Momentum Health Solutions’ executive head of marketing, Damian McHugh, said in a written submission that the move was inconsistent with the direction the country wanted to take towards universal health coverage through National Health Insurance.

“By doing away with low-cost health solutions, which are showing massive traction and uptake in corporate businesses in South Africa, hundreds of thousands of employed SA citizens will be robbed of their private healthcare benefits,” he said.

The uncovered gap

Parsons said there was no data available in the public domain on how many people belong to these low-cost benefit options, but Khusa Consulting has been assisting large employer groups to buy these products for their low-earning employees.

Michael Settas, a member of the FMF’s Health Policy Unit, said their research has shown that about 10 million employed people in SA rely on the public health system because they cannot afford medical scheme contributions. Insurance companies moved in to close this gap with these low-cost benefit options, as some cost as little as under R300 a month. But insurance companies can afford to keep their premiums low, because unlike medical schemes, which charge everyone on the same option the same amount, insurers price according to each person’s risk profile. Older and sicker people pay more.

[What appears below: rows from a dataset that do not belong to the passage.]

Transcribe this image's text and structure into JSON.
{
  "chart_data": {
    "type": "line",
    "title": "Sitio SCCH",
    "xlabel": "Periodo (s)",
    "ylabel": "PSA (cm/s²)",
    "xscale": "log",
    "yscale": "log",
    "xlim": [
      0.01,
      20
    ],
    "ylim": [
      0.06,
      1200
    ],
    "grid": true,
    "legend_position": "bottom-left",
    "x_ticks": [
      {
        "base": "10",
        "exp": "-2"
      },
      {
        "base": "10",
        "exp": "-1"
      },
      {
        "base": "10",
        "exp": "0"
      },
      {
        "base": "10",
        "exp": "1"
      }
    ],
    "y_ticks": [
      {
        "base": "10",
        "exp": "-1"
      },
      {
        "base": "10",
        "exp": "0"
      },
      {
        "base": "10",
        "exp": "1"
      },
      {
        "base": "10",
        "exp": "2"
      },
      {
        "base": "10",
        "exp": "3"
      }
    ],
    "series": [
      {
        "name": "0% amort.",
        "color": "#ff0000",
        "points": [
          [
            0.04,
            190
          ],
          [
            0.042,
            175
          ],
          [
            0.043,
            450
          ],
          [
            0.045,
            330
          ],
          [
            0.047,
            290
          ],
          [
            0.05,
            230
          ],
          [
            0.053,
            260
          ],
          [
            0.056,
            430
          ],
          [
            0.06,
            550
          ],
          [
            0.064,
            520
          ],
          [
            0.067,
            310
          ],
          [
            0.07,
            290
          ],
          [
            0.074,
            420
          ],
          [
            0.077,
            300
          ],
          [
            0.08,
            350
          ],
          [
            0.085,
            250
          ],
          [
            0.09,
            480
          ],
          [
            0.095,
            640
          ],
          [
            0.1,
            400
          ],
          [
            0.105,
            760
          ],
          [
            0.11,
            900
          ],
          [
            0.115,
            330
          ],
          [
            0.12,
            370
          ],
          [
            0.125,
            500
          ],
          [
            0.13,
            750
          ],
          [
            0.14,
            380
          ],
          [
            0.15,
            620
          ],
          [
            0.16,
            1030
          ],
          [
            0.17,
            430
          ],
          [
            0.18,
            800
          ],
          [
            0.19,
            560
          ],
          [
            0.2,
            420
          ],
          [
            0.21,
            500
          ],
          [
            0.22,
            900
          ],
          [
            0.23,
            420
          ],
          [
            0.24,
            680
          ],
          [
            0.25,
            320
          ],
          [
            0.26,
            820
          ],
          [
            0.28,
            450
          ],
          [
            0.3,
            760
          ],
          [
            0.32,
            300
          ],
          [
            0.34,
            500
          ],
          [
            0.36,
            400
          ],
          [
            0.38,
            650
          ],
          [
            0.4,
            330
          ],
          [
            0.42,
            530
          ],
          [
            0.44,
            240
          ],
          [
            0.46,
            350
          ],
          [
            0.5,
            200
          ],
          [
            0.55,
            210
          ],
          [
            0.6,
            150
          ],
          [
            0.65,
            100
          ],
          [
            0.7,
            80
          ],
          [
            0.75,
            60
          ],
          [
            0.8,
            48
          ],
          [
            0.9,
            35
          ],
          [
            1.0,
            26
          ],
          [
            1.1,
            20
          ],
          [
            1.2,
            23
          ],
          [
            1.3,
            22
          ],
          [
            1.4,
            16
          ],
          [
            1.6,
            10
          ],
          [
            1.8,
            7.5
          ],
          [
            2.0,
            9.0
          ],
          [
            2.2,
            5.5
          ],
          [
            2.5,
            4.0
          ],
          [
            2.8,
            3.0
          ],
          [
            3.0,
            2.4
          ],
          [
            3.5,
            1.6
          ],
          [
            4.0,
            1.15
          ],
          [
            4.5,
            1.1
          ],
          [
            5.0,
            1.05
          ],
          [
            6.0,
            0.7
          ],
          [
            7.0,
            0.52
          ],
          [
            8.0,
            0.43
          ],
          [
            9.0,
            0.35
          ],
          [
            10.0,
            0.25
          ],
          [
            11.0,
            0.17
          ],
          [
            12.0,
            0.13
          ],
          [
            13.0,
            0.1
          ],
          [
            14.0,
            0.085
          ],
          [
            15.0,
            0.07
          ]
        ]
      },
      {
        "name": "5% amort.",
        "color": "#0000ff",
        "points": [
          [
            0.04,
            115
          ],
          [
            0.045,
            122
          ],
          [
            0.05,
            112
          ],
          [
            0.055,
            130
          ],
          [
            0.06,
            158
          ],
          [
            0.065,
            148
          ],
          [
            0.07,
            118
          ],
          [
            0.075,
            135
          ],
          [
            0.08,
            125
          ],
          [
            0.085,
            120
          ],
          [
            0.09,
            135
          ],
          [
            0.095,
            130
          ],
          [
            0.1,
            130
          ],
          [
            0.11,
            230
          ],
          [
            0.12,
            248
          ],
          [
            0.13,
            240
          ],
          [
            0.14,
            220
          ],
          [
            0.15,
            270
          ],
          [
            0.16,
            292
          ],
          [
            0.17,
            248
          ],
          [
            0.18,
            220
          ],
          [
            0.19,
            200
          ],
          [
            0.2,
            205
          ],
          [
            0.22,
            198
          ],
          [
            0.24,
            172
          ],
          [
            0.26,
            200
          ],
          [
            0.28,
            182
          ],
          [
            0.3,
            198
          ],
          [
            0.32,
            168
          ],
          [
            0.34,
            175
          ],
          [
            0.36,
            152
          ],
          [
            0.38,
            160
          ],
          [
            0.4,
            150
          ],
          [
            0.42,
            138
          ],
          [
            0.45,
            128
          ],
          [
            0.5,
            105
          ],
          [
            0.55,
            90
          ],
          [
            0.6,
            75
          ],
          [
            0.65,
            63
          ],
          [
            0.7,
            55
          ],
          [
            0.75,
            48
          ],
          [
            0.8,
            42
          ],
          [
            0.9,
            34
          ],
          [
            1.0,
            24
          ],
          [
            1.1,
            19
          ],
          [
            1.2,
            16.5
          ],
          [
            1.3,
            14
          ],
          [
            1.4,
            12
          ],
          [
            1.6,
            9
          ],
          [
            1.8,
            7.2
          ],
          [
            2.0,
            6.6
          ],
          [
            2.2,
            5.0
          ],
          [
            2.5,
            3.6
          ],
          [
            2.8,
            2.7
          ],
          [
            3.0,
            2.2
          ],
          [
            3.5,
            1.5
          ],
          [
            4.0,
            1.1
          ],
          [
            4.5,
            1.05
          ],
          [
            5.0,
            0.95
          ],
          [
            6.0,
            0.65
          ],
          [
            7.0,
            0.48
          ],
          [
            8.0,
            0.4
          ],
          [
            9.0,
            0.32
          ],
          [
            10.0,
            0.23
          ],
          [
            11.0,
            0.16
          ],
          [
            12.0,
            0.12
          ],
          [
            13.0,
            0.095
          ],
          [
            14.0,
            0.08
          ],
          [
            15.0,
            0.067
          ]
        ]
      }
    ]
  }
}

Settas said while that was an issue that government’s 2015 low-cost benefit option framework meant to deal with, that piece of legislation had not been finalised. The framework which exempted these providers from paying PMBs also proposed, among other things, that insurers should not be allowed to charge late joiner penalties.

What happens to entry-level medical scheme options?

Many open medical schemes offer entry-level and income-related options that cover PMBs through state facilities too. But the country’s largest open scheme, Discovery Health Medical Scheme (DHMS), said CMS’s proposed abolishment relates specifically to primary care products sold by insurers, not medical scheme products. DHMS’s Keycare plans that use state facilities for PMBs will not be impacted, said the scheme.

“The Keycare plan series is the largest lower income medical scheme plan in South Africa, and provides superb access to private healthcare for more than 400 000 South Africans. Many employer groups depend on Keycare to ensure affordable and accessible access to healthcare for their employees,” said the company in an emailed response.